Kirchenkunst

Andachtsraum mit Lichtkunst im Zentrum

Im Hintergrund das abgewinkelte Gebäude des Wohnparks, davor plätschert die Rottum durch Gras und Büsche.

Der neue Wohnpark am Ufer der Rottum in Ochsenhausen - Foto: DRS/Waggershauser

Im Wohnpark der St. Elisabeth-Stiftung auf der Ochsenhausener Rottuminsel finden junge und alte Menschen Unterstützung.

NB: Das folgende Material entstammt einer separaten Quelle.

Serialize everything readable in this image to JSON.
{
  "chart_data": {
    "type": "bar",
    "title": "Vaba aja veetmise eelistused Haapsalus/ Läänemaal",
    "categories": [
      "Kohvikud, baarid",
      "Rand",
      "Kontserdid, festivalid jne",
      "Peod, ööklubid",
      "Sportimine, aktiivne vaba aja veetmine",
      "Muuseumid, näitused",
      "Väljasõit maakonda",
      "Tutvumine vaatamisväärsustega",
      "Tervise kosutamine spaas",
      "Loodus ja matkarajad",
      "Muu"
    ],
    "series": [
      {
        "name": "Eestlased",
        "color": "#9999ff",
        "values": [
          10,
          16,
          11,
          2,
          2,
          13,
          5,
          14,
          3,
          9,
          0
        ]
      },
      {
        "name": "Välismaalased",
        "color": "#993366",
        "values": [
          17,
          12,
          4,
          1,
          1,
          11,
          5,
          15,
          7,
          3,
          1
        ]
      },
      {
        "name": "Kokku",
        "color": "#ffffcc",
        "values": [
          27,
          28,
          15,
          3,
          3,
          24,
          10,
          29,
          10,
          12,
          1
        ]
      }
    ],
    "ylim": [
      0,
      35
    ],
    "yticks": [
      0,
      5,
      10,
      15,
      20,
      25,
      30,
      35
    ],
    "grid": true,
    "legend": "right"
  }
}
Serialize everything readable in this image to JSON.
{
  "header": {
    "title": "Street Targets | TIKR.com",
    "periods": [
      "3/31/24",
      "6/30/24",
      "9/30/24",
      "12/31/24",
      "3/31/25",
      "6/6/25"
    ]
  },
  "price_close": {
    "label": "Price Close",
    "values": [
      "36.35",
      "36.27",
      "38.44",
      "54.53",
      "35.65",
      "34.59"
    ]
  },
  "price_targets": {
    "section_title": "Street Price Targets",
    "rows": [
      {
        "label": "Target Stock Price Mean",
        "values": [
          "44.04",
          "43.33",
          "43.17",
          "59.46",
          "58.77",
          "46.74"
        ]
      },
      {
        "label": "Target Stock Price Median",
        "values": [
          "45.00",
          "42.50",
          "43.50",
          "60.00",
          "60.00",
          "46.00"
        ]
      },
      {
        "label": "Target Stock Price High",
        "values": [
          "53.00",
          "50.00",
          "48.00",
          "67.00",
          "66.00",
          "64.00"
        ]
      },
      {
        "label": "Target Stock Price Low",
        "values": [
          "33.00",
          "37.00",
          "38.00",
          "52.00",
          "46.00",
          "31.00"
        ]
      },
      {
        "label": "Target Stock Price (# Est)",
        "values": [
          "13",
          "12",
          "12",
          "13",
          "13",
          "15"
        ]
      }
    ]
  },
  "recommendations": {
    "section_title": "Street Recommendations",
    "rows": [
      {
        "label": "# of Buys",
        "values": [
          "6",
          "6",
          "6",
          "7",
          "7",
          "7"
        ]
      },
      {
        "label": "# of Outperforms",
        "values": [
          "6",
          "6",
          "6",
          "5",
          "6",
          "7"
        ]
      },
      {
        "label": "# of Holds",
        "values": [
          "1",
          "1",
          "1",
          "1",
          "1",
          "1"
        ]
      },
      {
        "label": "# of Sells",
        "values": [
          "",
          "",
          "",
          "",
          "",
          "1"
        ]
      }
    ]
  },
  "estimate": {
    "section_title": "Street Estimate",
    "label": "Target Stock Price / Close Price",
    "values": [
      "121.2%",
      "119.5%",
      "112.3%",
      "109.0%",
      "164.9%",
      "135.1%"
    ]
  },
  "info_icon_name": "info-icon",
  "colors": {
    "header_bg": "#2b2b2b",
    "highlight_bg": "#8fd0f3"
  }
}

Wie ein etwas geschwungenes „L“ füllt der neue Wohnpark der St. Elisabeth-Stiftung das von zwei Armen der Rottum umflossene und an einem zentralen Kreisverkehr gelegene Gelände mitten in Ochsenhausen. Gegenüber vom Haupteingang im Knick des Gebäudes gab die Foto- und Videokünstlerin Karen Irmer einem zunächst eher unscheinbaren Raum meditativ-bewegten Charakter. Anne Hitzker-Lubin schuf Altar und Ambo für den „Raum der Mitte“, der nicht nur für Gottesdienste genutzt werden soll. Nach mehreren coronabedingten Verschiebungen erhalten er und das ganze Gebäude in ökumenischer Verbundenheit am morgigen Freitag den kirchlichen Segen. Ein öffentliches Sommerfest folgt.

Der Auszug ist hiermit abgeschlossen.